1: Ten seconds from now, I have shit to do.
2: A week ago. “I bet you a billion dollars that sub implodes…”
I always think it would be cool to visit some historical moment. Then I remember I’m not white and that I would not be having a very good time.
It’s crazy that every point in history has its own blend of “suckitude” that don’t want to deal with.
1 hour into the future so I can eat lunch early and avoid the dangers of going to some new reality I don’t have the skills or resources to deal with.
1 week into the past so that you can put a bet on some event that you actually still remember, and avoid the dangers of the distant eras
Lame answer but I would pick the closest time I could back to my time as I could.
I don’t think I could survive without modern day technology and I really don’t want to try.
If going into future is an option maybe. That would probably be my next best option if I couldn’t pick a past time within the last 50 years.
The future’s looking pretty bleak, so…yeah, now would be the best choice.
At least a century after the 15th Millennium but at least a century prior to the 25th Millennium.
OK… where in the world would I pop up?
If where I live, in Paraná: 1300 then. I’d be teaching the local Kaingang: a few farming techniques, a bunch of food-preserving techniques, writing and paper making. Ah, and gunpowder too, so they can use it against the Spaniards coming from Asunción and the Portuguese from the coast. Past that I’d… marry a local girl and try to live a happy life? Language would be a struggle though, because even if I knew 2023 Kaingang or Guarani that doesn’t automatically makes me know some older variety of the language.
If anywhere in the world: Republican Rome, around 150 BCE. I know basic Latin so it wouldn’t be actually easier to adapt than the above. I’d probably find some craft to live from, either in a taberna selling food or blacksmithing. I actually know a few Roman recipes (thanks Apicius), I could even give them a bit of modern twist; they should already know pizza (Virgil mentions it) but a modern style pizza bianca would be new. Perhaps I should leave a note to the Julii that, if one of them conquers Gaul, he should watch out for potential killers.
You would fuck up history by preempting pizza? What kind of pizza would we end up contemporarily?
As recent as possible to have modern medicine; I like not dying from a flu…
Whenever I had the flu, I just went through it. Maybe some medicine to feel less sick, but nothing to actually prevent it from killing me.
We all have an immune system that is used to combating the flu.
The germs you’d get in contact with from a basic lack of hygiene, that’s what will get you.
Note that I’m a healthy 30-something person, so the flu is not much of an issue for me. I don’t want to disminish its deadlines on people with lower immune systems, but they would suffer in environments with bad hygiene even worse.
That was mostly a general statement rather than specifically about influenza. People often died from things that we don’t worry about in the modern era. Stuff much worse than influenza that we don’t need to worry about today we’re devastating back then, like smallpox. Perhaps I should have used smallpox as an example, since this is a disease that literally doesn’t exist anymore.
1491 to the soon-to-be landing point of Christopher Columbus. I would bring an arsenal of modern day weaponry and then arm and train the natives in anticipation for when his ships appear on the horizon.
Very excited to see what Italian people would cook without tomatoes.
Still a lot of pasta, which predates the Columbian exchange. But probably a lot more focus on herbal seasonings, cheese/dairy, oils, etc. Carbonara probably still popular. A lot more pesto on average.
Pizza would be white pizza with toppings, maybe with a pesto base. Fish, meat dishes, and European vegetable dishes probably still mostly untouched.

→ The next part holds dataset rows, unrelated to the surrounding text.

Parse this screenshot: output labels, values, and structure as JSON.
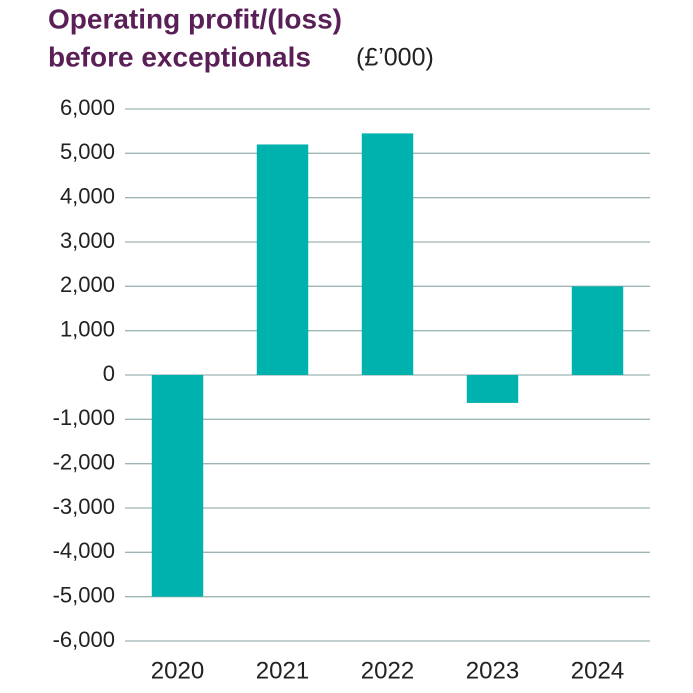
{
  "chart_data": {
    "type": "bar",
    "title": [
      "Operating profit/(loss)",
      "before exceptionals"
    ],
    "unit": "(£’000)",
    "categories": [
      "2020",
      "2021",
      "2022",
      "2023",
      "2024"
    ],
    "values": [
      -5000,
      5200,
      5450,
      -630,
      2000
    ],
    "color": "#00b2ad",
    "ylim": [
      -6000,
      6000
    ],
    "yticks": [
      {
        "value": -6000,
        "label": "-6,000"
      },
      {
        "value": -5000,
        "label": "-5,000"
      },
      {
        "value": -4000,
        "label": "-4,000"
      },
      {
        "value": -3000,
        "label": "-3,000"
      },
      {
        "value": -2000,
        "label": "-2,000"
      },
      {
        "value": -1000,
        "label": "-1,000"
      },
      0,
      {
        "value": 1000,
        "label": "1,000"
      },
      {
        "value": 2000,
        "label": "2,000"
      },
      {
        "value": 3000,
        "label": "3,000"
      },
      {
        "value": 4000,
        "label": "4,000"
      },
      {
        "value": 5000,
        "label": "5,000"
      },
      {
        "value": 6000,
        "label": "6,000"
      }
    ],
    "grid": true
  }
}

You’re really just missing tomato sauces and gnocchi with the lack of the Columbian exchange, and tomato is essentially optional in many Italian dishes anyways. Surprisingly not as big a change as I would have thought.
I think maybe in North America we associate tomatoes more strongly with Italian food because it was more readily available for Italian-American immigrants than it was back in Italy.
Few hundred years into the future, interested to see what people get up to
I’d like to see a lot of things in history but not sure I’d like to live in those times. I’d go back to 1980 because a bunch of cool stuff happens in the 1980s and 1990s that I could fully enjoy and exploit.
I don’t really want to miss my family for that long. Maybe I’d go back to when my kids were babies and become a live-in nannydad? I could see that getting weird though.
If I didn’t have that level of control but I absolutely had to go somewhen, I guess I’d either go a few decades in the future to see how it shapes up, or to the neolithic era so I could finally find out a bunch of things we’d never otherwise have known. That era seems like it was pretty cool, and I happen to know enough baseline science to actually recreate some of my favourite amenities.